Denver Broncos linebacker Von Miller and Chicago Bears quarterback Nick Foles were among the current and former NFL players whose investment money was used to fund controversial high-interest loans targeting low-income people in Texas prior to an October bankruptcy case.
ESPN's Mike Fish reported Friday the players worked with financial investor Joseph "Joey" Feste, who created the Storehouse Lending LLC to fund the loans for partner company KJC Auto Title Loan, which court documents showed indirectly received at least $6 million from NFL players via Feste.
Other players linked to Feste's dealings were Mark Brunell, Derrick Brooks, Jamaal Charles, Matt Flynn, Shane Vereen, Marques Tuiasosopo, Justin Forsett, Sean Weatherspoon, Renaldo Wynn and Damian Williams.
While most players or their representatives declined comment for the ESPN story, Flynn told Fish that Feste did a "great job'' as his financial advisor, though he denied knowledge of how his money was used.
"Yeah, again, I don't really know enough about it," Flynn said. "When you're playing, you don't take a deep dive into everything where your money is at. But you understand everything from a pretty decent perspective."
Feste's attorney, Andrew Kim, described the information as old news and said his client was cleared of any criminal activity. Nobody linked to the loans, which are legal in Texas, has been charged with a crime.
"My client's reaction is that this is an old story about an old investment that has been vetted by several regulatory entities charged with the responsibility of doing so,'' Kim told Fish. "It was completely cleared of any problems. It was a totally legal business.''
Feste had his registration with the NFL Players Association revoked in May 2017 in part for not disclosing a civil lawsuit he'd filed for his LLC against KJC Auto.
Although that eliminated a direct link between himself and the NFLPA, it didn't prevent him from acting as a financial advisor for players through KM Capital Management, as he's continued to do for the Kansas City Chiefs' Patrick Mahomes, Miami Dolphins' Tua Tagovailoa and others, according to ESPN.
"Joey is one of the financial planners some of our guys use," NFL agent Leigh Steinberg, who represents Mahomes and Tagovailoa, said. "I don't know much about the specifics."

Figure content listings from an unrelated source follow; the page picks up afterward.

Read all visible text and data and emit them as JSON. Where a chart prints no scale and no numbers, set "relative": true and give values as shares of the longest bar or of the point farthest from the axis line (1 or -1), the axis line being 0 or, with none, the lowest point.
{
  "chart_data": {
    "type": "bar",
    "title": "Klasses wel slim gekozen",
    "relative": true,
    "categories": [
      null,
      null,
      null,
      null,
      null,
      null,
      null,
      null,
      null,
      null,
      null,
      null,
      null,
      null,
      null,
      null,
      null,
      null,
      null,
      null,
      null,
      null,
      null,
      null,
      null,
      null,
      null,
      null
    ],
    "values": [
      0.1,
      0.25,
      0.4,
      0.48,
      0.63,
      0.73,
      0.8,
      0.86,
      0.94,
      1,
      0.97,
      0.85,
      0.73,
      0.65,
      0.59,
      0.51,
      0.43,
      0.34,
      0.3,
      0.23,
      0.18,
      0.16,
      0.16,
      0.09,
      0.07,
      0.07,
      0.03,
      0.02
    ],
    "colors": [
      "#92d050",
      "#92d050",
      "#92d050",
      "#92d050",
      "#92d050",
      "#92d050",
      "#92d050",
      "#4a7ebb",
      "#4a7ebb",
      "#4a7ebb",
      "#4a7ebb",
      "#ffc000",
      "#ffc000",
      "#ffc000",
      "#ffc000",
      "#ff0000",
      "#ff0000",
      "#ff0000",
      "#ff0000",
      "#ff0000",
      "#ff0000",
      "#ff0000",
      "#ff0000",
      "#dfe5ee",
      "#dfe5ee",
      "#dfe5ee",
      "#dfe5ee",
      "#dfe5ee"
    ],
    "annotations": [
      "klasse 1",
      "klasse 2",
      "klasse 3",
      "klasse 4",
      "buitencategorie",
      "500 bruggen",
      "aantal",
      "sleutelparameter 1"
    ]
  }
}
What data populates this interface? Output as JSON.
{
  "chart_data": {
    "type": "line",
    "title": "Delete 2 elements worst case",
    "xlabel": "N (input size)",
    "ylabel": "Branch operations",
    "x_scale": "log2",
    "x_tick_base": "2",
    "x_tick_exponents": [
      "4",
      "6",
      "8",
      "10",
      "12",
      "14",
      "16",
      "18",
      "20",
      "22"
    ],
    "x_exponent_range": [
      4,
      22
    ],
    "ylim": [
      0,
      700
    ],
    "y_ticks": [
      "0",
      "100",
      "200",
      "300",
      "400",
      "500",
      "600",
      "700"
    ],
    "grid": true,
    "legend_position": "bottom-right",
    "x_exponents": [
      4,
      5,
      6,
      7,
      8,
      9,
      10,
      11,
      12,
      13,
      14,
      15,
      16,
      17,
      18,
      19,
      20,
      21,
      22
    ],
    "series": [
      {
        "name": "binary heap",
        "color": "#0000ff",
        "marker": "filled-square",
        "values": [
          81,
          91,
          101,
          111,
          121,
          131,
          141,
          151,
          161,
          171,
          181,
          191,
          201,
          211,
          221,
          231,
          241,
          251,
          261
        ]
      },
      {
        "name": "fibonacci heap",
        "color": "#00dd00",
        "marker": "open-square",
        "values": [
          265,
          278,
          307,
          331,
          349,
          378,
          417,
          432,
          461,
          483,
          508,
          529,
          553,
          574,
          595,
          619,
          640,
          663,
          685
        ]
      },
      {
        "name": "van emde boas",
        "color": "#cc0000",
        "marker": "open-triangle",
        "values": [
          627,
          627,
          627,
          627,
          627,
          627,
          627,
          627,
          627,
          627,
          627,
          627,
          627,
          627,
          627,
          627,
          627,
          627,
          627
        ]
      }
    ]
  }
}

Financial documents show players and other clients of Feste typically received between a 9 and 20 percent return on their investment from money used to fund the KJC Auto loans. However, the loan borrowers, who lacked access to traditional banking resources, were charged large fees and interest up to 300 percent. One borrower cited by Fish was required to pay back over three times the amount of her loan of just over $1,000 as a result of fees and interest.
"It was, in my mind, criminal because the ones who were taking out the loans were generally poor people who could least afford to repay, and who were not necessarily financially savvy," KJC Auto bankruptcy trustee Marilyn Garner told Fish. "And the problem is, it is not illegal.''
Feste continues to serve as the president and chief compliance officer at KM Capital.